Bisher war diese Art des Augenschreibens unmöglich, da die Pupillen normalerweise ständig zuckende, unwillkürliche Bewegungen durchführen. Diese sogenannten Sakkaden hindern Kameraprogramme daran, feine gezielte Bewegungen der Augen zu verfolgen und zu erkennen. Bei der neuen Methode unterbindet ein blinkender Bildschirmhintergrund die Sakkaden.

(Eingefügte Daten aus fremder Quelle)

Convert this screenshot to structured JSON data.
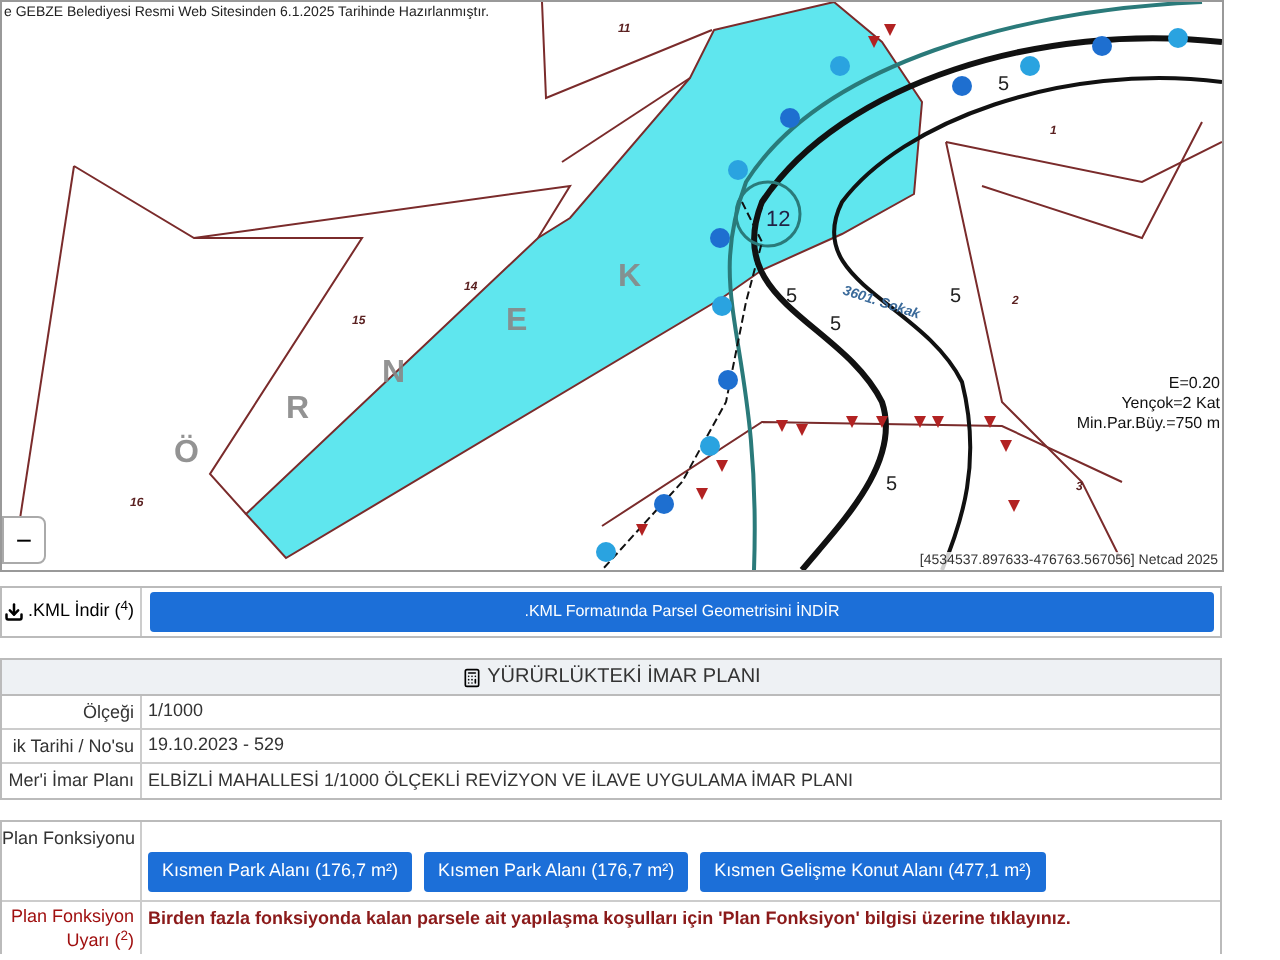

Bereits nach kurzem Training hätten Probanden gelernt, ihre Augenbewegungen zu kontrollieren und lesbare Formen zu erzeugen, berichtet der Forscher. Für Menschen, die ihre Gliedmassen nicht mehr bewegen können und nicht mehr sprechen können, sei dies eine schnelle und einfache Möglichkeit, sich sprachlich und kreativ auszudrücken.

Mühsames Buchstabieren

Bisher können Betroffene nur sehr langsam und umständlich mit ihrer Umwelt kommunizieren: Sie blicken dafür auf ein Computerdisplay mit allen Buchstaben des Alphabets und müssen dann nacheinander jeden gewünschten Buchstaben einen Moment fixieren und durch Blinzeln bestätigen.

"Die neue Technologie bietet diesen Menschen nun eine ganze Bandbreite von Möglichkeiten, die sie bisher nicht hatten", schreibt Jean Lorenceau von der Université Pierre et Marie Curie in Paris. So könnten sie wie mit einem Bleistift beliebige Formen zeichnen oder etwas unterschreiben.

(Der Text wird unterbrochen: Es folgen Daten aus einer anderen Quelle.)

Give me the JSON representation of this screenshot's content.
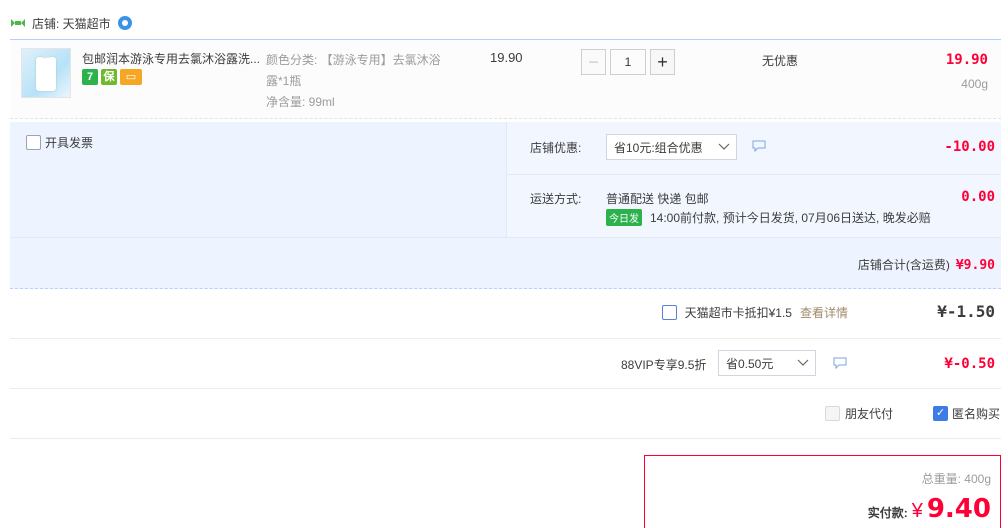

Mit ein wenig Übung könne man zudem mit den Augen 20 bis 30 Buchstaben in der Minute schreiben, das heisst, genau so schnell wie mit der Hand.

Tests mit Patienten im nächsten Jahr

Der Forscher arbeitet zurzeit daran, sein System weiter zu verbessern. Schon im nächsten Jahr, so kündigt er an, sollen erste Tests mit Patienten erfolgen, die an der Amyotrophen Lateralsklerose (ALS) erkrankt sind.

Bei dieser nicht heilbaren Erkrankung werden die Nerven, die die Muskeln steuern, fortschreitend zerstört. Als Folge leiden die Patienten unter immer stärker werdenden Lähmungen und können nach einiger Zeit nicht mehr sprechen. Das Augenschreiben könnte ihnen helfen, besser als bisher mit ihrer Umwelt zu kommunizieren, sagt Lorenceau.